Especialmente me sorprende uno de ellos, un retrato más pequeño, en el que se muestra a Adolf vistiendo una bata blanca de investigador, un casco de contención  y lo que parece ser un rudimentario reloj de bolsillo de grandes proporciones.

            El mayordomo me abandona en la habitación rehusando ofrecerme  una bebida,  me indica que me siente en uno de los sillones y no me mueva. Obviando sus instrucciones, me paseo por la sala intentando adivinar si estoy siendo observado. A simple vista no aprecio ningún dispositivo de grabación, ni puerta oculta por la que me puedan sorprender, pero no me abandona la sensación de estar siendo vigilado.  Mis instintos me llevan hasta un mueble bar refrigerado que está situado en una de las esquinas.  La situación me ha puesto extremadamente nervioso, me noto  el pulso acelerado y la garganta seca, necesito un trago. No me importa que me pillen saqueando los excelentes licores del Señor Churchill, máxime cuando de adivina un botín  tan excelente.
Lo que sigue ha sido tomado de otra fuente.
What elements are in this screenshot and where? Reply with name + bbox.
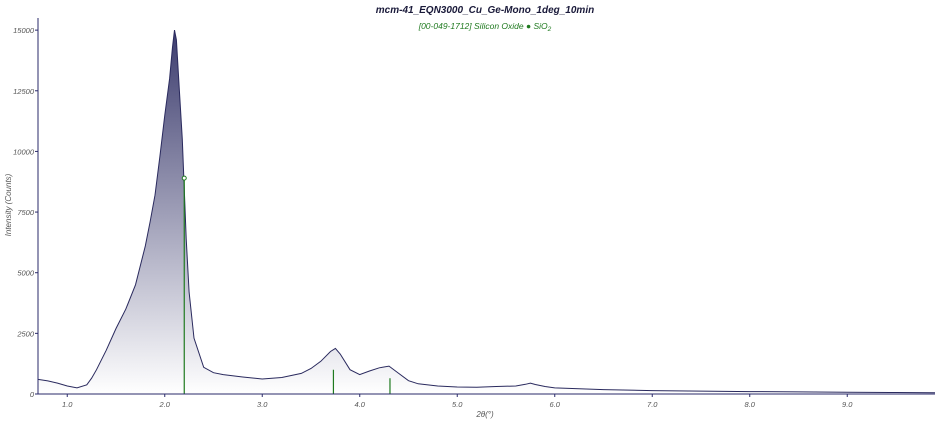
x-tick-label-1: 2.0 xyxy=(159,400,171,409)
y-tick-label-1: 2500 xyxy=(16,329,35,338)
chart-subtitle: [00-049-1712] Silicon Oxide ● SiO2 xyxy=(418,21,552,33)
y-tick-label-6: 15000 xyxy=(13,26,35,35)
x-tick-label-0: 1.0 xyxy=(62,400,73,409)
y-tick-label-0: 0 xyxy=(30,390,35,399)
pattern-line xyxy=(37,30,936,394)
pattern-area-fill xyxy=(38,30,935,394)
x-tick-label-5: 6.0 xyxy=(550,400,561,409)
y-tick-label-3: 7500 xyxy=(17,208,35,217)
x-tick-label-7: 8.0 xyxy=(745,400,756,409)
x-tick-label-3: 4.0 xyxy=(355,400,366,409)
subtitle-main: [00-049-1712] Silicon Oxide ● SiO xyxy=(418,21,548,31)
x-tick-label-4: 5.0 xyxy=(452,400,463,409)
x-tick-label-8: 9.0 xyxy=(842,400,853,409)
tick-labels: 0 2500 5000 7500 10000 12500 15000 1.0 2.0 3.0 4.0… xyxy=(13,26,853,409)
y-tick-label-4: 10000 xyxy=(13,147,35,156)
reference-marker xyxy=(181,175,187,181)
chart-title: mcm-41_EQN3000_Cu_Ge-Mono_1deg_10min xyxy=(376,5,594,16)
reference-pattern-lines xyxy=(181,175,391,394)
y-tick-label-2: 5000 xyxy=(17,269,35,278)
subtitle-subscript: 2 xyxy=(547,26,552,33)
plot-area xyxy=(37,30,936,394)
x-tick-label-6: 7.0 xyxy=(647,400,658,409)
x-axis-label: 2θ(°) xyxy=(475,410,494,419)
x-tick-label-2: 3.0 xyxy=(257,400,268,409)
y-axis-label: Intensity (Counts) xyxy=(4,173,13,236)
y-tick-label-5: 12500 xyxy=(13,87,35,96)
axes xyxy=(35,18,935,397)
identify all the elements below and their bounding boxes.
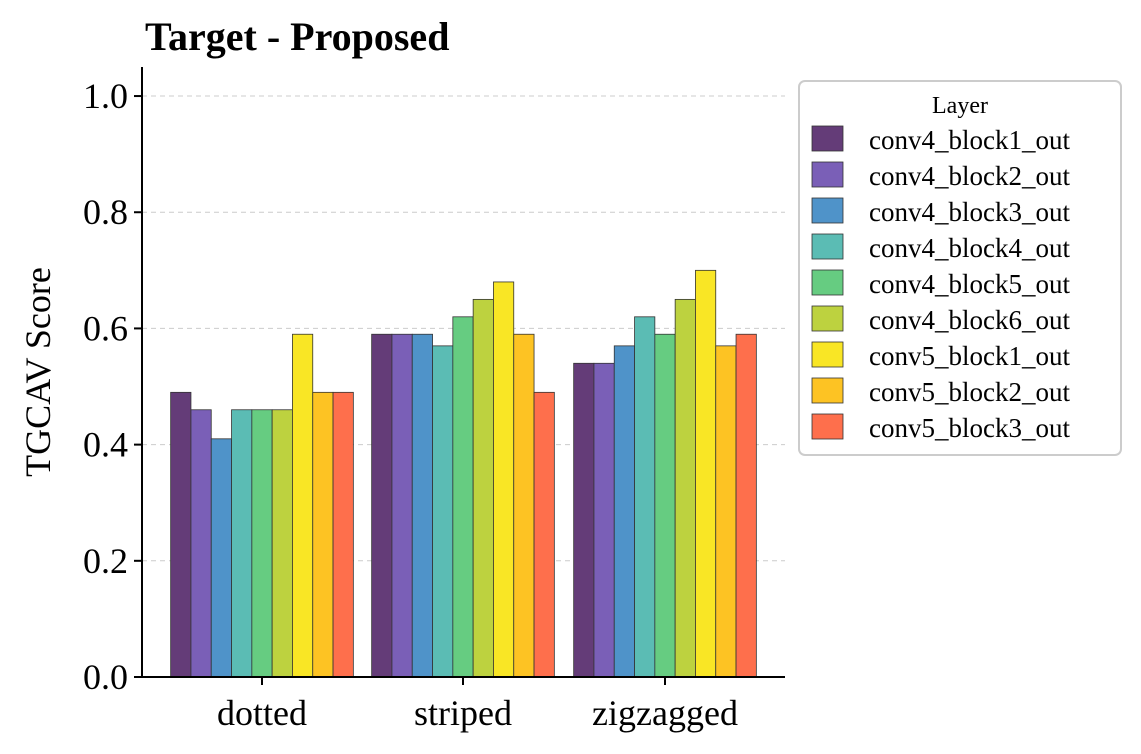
- bar-zigzagged-conv5_block3_out: [735, 333, 757, 678]
- legend-label: conv4_block1_out: [869, 125, 1070, 155]
- bar-zigzagged-conv4_block2_out: [593, 362, 615, 678]
- legend-label: conv4_block5_out: [869, 269, 1070, 299]
- legend-swatch-conv5_block2_out: [811, 377, 844, 404]
- y-tick-label: 0.2: [83, 541, 128, 581]
- legend-label: conv4_block3_out: [869, 197, 1070, 227]
- legend-swatch-conv4_block5_out: [811, 269, 844, 296]
- legend-swatch-conv4_block1_out: [811, 125, 844, 152]
- legend-swatch-conv5_block1_out: [811, 341, 844, 368]
- bar-zigzagged-conv4_block3_out: [613, 345, 635, 678]
- bar-striped-conv4_block4_out: [432, 345, 454, 678]
- bar-dotted-conv4_block1_out: [170, 391, 192, 678]
- bar-striped-conv5_block1_out: [493, 281, 515, 678]
- bar-zigzagged-conv4_block6_out: [674, 298, 696, 678]
- bar-striped-conv4_block6_out: [472, 298, 494, 678]
- bar-striped-conv4_block2_out: [391, 333, 413, 678]
- legend-label: conv5_block1_out: [869, 341, 1070, 371]
- bar-zigzagged-conv5_block2_out: [715, 345, 737, 678]
- legend-swatch-conv4_block6_out: [811, 305, 844, 332]
- legend-title: Layer: [932, 93, 988, 119]
- legend-swatch-conv4_block2_out: [811, 161, 844, 188]
- bar-dotted-conv4_block3_out: [210, 438, 232, 678]
- legend: Layer conv4_block1_out conv4_block2_outco…: [798, 80, 1122, 456]
- bar-striped-conv4_block3_out: [411, 333, 433, 678]
- bar-dotted-conv4_block5_out: [251, 409, 273, 678]
- x-tick-label: dotted: [217, 693, 307, 733]
- bar-zigzagged-conv4_block4_out: [634, 316, 656, 678]
- legend-label: conv5_block2_out: [869, 377, 1070, 407]
- bar-zigzagged-conv4_block5_out: [654, 333, 676, 678]
- legend-frame: [798, 80, 1122, 456]
- y-tick-label: 0.0: [83, 657, 128, 697]
- y-tick-label: 1.0: [83, 76, 128, 116]
- bar-zigzagged-conv4_block1_out: [573, 362, 595, 678]
- y-tick-label: 0.6: [83, 308, 128, 348]
- legend-swatch-conv4_block3_out: [811, 197, 844, 224]
- x-tick-label: zigzagged: [592, 693, 738, 733]
- y-axis-label: TGCAV Score: [18, 267, 58, 477]
- legend-swatch-conv4_block4_out: [811, 233, 844, 260]
- y-tick-label: 0.8: [83, 192, 128, 232]
- bar-dotted-conv5_block2_out: [312, 391, 334, 678]
- bar-striped-conv5_block3_out: [533, 391, 555, 678]
- y-ticks: 0.0 0.2 0.4 0.6 0.8 1.0: [83, 76, 142, 697]
- y-tick-label: 0.4: [83, 425, 128, 465]
- bar-striped-conv4_block5_out: [452, 316, 474, 678]
- bar-striped-conv5_block2_out: [513, 333, 535, 678]
- bar-dotted-conv5_block3_out: [332, 391, 354, 678]
- legend-label: conv5_block3_out: [869, 413, 1070, 443]
- legend-swatch-conv5_block3_out: [811, 413, 844, 440]
- bar-dotted-conv4_block2_out: [190, 409, 212, 678]
- x-tick-label: striped: [414, 693, 512, 733]
- legend-label: conv4_block6_out: [869, 305, 1070, 335]
- chart-title: Target - Proposed: [145, 14, 449, 59]
- bar-striped-conv4_block1_out: [371, 333, 393, 678]
- bar-dotted-conv4_block4_out: [231, 409, 253, 678]
- legend-label: conv4_block4_out: [869, 233, 1070, 263]
- bar-dotted-conv4_block6_out: [271, 409, 293, 678]
- x-ticks: dotted striped zigzagged: [217, 677, 738, 733]
- bars: [170, 269, 757, 678]
- bar-zigzagged-conv5_block1_out: [695, 269, 717, 678]
- bar-dotted-conv5_block1_out: [292, 333, 314, 678]
- legend-label: conv4_block2_out: [869, 161, 1070, 191]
Las gruesas paredes  de acero del mueble le dan el aspecto de una caja fuerte mal diseñada. Doradas bisagras con motivos florales sostienen la puerta principal que se encuentra situada a la altura de mi pecho. Abro la puerta  y unas lucecillas se encienden en el interior iluminando y realzando el color y la textura de las bebidas. Un aire gélido escapa por la puerta, una pesada plancha de acero, excesivamente gruesa  y con bordes magnéticos,  especialmente diseñada para cerrar herméticamente y mantener el frío.  Al comprobar el contenido del mueble, abro los ojos desmesuradamente, vinos de color dorado, licores de café destilado, esencias de Ocre. Sin poder evitarlo comienzo  a salivar y a tragar con desmesura, mis manos tiemblan y mi cuerpo protesta bajo los efectos del síndrome de abstinencia. Devoro con la vista el contenido del mueble y  mis ojos se posan en otro objeto en el que no había reparado hasta el momento. Escondido en un rincón y tras una botella de bourbon, de nombre desconocido para mí, hay un pequeño cofre marcado en su parte frontal con unas letras y números. “S10M3C”.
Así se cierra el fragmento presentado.